Festival de Tango argentin de Tarbes 2010 : conférence du payador Wilson Saliwonczyk au pub « le Celtic »

Le « payador », que l’on pourrait traduire par « troubadour » est un poète, chanteur, improvisateur, et compositeur. Ce soir-là, Wilson Saliwonczyk a chanté, accompagné par sa guitare des extraits d’une œuvre argentine très connue : « El gaucho Martin Fierro », écrit en 1872 par José Hernandez. Il s’agit d’une épopée, celle d’un gaucho de la pampa prit dans les affres des guerres, des crises, du génocide indien, et il raconte tout ce qui fait l’Histoire de l’Argentine, l’Histoire de l’état argentin qui se forme et s’organise. Il raconte l’exploitation des ouvriers agricoles en Patagonie, il raconte l’esclavagisme, il raconte les famines… Cette épopée chantée, très poétique, prend forme au travers des milongas campera bien rythmées, qui sont les précurseurs de la milonga sub-urbaine, elle-même menant à la milonga telle que nous la connaissons aujourd’hui.
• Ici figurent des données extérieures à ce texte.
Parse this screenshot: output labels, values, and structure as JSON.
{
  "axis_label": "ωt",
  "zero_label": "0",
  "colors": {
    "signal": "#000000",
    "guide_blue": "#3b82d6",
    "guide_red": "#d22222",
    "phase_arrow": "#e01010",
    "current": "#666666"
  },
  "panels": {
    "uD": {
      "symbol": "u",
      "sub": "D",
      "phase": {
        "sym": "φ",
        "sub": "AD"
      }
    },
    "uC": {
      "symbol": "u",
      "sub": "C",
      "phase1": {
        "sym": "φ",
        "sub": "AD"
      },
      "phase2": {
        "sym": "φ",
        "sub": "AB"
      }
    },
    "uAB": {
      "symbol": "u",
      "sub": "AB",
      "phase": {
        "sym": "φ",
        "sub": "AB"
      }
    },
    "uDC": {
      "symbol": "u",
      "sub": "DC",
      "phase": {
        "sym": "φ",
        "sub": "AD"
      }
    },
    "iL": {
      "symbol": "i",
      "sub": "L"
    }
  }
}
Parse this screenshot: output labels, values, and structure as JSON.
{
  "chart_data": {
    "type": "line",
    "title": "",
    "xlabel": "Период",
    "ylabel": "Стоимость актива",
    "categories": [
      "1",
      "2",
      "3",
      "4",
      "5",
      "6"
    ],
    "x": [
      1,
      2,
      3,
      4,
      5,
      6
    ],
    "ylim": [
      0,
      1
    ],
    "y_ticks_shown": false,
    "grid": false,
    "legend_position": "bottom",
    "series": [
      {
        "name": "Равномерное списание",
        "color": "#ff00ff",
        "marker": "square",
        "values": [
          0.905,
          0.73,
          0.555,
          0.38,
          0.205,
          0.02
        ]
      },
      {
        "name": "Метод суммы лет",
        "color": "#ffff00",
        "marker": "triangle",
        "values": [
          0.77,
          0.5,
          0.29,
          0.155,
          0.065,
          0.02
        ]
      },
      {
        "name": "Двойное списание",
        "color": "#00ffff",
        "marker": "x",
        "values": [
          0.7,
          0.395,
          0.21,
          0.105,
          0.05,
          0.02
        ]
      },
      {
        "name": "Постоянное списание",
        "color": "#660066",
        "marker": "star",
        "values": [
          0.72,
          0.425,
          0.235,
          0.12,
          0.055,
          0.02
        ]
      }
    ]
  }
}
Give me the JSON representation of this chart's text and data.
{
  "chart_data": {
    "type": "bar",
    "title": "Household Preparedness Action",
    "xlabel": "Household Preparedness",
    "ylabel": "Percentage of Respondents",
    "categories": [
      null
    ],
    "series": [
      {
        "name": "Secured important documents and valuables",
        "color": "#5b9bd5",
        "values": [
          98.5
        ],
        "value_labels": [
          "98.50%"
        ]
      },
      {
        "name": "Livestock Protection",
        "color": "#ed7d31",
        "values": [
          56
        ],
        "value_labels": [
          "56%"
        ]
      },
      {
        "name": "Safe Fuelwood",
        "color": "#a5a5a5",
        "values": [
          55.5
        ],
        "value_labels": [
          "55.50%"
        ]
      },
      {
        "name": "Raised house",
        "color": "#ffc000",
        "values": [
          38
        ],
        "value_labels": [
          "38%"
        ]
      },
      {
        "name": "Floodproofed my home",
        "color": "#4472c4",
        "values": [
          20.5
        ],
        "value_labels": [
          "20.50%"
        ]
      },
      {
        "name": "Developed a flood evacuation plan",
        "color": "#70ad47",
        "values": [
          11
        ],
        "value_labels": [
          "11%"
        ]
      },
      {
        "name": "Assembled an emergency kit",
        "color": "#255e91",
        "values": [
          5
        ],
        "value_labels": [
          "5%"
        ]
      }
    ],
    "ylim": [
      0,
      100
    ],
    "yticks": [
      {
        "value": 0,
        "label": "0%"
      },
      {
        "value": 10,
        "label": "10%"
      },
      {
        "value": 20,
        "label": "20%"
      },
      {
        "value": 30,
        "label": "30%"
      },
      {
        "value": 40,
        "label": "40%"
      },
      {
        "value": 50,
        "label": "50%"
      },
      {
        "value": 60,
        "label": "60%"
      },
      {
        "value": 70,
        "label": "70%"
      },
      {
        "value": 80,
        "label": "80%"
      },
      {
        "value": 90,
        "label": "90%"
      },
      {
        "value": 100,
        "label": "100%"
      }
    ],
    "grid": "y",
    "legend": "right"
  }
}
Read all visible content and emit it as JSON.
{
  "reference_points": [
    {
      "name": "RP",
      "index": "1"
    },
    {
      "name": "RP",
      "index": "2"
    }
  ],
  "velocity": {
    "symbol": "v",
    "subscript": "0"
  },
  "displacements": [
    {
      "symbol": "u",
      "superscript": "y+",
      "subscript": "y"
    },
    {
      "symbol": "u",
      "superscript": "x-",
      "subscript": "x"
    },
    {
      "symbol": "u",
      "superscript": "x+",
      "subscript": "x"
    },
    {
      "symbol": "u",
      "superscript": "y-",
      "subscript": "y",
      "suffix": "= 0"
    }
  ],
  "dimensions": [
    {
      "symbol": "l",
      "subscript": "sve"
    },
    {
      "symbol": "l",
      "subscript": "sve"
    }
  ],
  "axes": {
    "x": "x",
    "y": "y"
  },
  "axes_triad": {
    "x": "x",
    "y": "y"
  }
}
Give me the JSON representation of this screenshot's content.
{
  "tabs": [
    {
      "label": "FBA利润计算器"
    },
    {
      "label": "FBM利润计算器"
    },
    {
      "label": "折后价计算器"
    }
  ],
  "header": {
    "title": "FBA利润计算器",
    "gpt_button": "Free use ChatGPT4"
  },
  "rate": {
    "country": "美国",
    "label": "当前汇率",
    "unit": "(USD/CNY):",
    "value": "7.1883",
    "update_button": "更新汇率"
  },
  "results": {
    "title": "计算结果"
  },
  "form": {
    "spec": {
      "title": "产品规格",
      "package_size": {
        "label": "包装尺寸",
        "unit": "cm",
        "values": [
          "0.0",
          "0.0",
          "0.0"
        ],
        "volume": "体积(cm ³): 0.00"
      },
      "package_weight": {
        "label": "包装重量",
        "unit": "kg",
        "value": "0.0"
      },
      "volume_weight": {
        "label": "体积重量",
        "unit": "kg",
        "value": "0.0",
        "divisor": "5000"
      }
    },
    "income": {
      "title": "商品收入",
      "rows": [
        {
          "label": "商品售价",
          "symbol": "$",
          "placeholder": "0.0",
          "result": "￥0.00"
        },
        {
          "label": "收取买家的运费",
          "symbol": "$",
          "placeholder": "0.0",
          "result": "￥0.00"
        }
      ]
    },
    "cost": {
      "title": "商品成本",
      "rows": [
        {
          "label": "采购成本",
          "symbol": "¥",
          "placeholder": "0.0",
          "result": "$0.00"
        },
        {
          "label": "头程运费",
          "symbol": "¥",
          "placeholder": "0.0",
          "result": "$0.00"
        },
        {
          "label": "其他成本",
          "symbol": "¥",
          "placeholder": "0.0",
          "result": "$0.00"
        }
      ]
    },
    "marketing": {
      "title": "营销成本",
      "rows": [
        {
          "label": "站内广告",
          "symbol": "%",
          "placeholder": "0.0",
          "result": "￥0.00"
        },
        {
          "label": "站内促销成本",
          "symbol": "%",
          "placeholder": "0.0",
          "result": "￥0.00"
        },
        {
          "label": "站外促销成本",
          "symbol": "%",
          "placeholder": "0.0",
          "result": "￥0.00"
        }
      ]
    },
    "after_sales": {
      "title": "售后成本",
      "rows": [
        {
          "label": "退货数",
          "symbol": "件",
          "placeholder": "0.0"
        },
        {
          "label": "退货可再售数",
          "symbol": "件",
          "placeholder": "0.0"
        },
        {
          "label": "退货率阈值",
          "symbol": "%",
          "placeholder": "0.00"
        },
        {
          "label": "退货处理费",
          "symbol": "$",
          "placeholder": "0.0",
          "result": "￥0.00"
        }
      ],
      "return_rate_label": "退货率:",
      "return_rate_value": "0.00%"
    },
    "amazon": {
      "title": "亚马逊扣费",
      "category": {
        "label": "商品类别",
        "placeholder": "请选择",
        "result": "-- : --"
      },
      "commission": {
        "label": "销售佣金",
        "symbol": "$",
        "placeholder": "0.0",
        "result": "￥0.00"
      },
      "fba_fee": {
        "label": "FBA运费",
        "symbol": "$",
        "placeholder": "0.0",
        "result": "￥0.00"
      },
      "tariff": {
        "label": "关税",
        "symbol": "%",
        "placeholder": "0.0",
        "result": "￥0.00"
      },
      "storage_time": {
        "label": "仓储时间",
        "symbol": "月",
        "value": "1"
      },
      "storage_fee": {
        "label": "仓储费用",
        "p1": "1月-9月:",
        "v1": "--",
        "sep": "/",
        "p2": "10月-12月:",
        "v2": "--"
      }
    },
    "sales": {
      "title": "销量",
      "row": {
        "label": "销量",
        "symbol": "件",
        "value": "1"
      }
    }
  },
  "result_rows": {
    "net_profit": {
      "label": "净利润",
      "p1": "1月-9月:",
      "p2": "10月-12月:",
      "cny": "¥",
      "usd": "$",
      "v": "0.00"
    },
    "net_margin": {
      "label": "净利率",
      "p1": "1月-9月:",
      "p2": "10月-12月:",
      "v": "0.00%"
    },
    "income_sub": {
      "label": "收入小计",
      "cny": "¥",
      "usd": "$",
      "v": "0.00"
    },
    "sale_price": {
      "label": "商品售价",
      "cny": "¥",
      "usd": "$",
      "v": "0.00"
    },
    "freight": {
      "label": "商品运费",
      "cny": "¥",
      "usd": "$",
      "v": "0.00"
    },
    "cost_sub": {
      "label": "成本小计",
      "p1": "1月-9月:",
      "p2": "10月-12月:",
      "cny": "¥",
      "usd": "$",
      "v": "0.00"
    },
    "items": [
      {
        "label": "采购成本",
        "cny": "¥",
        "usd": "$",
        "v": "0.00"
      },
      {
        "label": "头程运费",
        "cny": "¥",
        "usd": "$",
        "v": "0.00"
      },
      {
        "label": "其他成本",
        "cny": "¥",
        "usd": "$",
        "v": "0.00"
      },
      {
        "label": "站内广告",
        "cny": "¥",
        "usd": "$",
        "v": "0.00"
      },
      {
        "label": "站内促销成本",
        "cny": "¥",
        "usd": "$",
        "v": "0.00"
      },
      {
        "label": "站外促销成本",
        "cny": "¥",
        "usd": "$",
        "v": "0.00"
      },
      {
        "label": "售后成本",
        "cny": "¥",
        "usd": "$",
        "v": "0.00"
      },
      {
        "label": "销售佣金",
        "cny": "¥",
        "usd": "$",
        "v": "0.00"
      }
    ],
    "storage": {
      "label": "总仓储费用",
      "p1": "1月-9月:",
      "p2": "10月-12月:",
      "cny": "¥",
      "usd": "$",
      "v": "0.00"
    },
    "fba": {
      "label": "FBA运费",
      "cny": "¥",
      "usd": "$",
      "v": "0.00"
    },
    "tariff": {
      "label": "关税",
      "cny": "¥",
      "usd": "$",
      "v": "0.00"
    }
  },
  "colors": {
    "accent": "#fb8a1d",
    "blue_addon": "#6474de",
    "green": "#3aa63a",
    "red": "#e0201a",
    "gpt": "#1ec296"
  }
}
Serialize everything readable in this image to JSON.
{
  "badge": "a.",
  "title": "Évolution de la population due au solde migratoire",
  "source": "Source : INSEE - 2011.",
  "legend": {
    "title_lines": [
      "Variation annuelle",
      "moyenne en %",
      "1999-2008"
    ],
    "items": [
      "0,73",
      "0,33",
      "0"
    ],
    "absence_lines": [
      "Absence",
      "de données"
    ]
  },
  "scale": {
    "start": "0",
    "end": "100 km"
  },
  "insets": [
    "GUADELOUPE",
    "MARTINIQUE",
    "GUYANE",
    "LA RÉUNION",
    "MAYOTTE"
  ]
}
Wilson Saliwonczyk a aussi entretenu la tradition des payadores, qui est celle de l’improvisation poétique, sorte de joute verbale à partir de mots ou de phrases sans rapport apparent entre eux, lancés par le public venu l’écouter. A partir de 10 mots ou phrases donnés au hasard par l’assistance, il a, avec humour et désinvolture, créé et chanté instantanément son propre poème, en strophe de 10 vers comportant tous les mots et phrases cités. Cet exploit car c’en est un, nécessite un entrainement intensif et une présence d’esprit extraordinaire pour retenir tous les mots, les organiser en strophe et en vers, rendre les propos cohérents, les mettre en musique et les chanter quasi immédiatement accompagné à la guitare. C’était très impressionnant et le public nombreux dans ce petit pub, ne s’y est pas trompé.

Cette expérience d’inviter un payador aussi doué a été une excellente idée, novatrice, tout en plongeant l’auditoire dans la culture argentine d’il y a plus d’un siècle. Il serait trop long ici de raconter tout ce que Wilson Saliwonczyk a dit, et chanté, concernant l’Histoire de l’Argentine et des peuples qui ont colonisés les terres. S’il est mieux de parler Espagnol pour comprendre dans les détails tous les poèmes et les traits d’humour du payador quand il s’adresse au public, réalisant avec lui des mini-dialogues, on pourrait dire aussi que la musique et la voix elle-même peuvent motiver. Si Solange Bazely était présente pour traduire les dialogues avec le public et les explications du payador sur les poèmes, elle ne pouvait évidement pas traduire les poèmes chantés au moment où il les chantait. Une idée pourrait être de donner au public présent une traduction écrite des poèmes qui seraient ensuite chantés par le payador, tout en sachant que pour l’improvisation en direct, c’est impossible.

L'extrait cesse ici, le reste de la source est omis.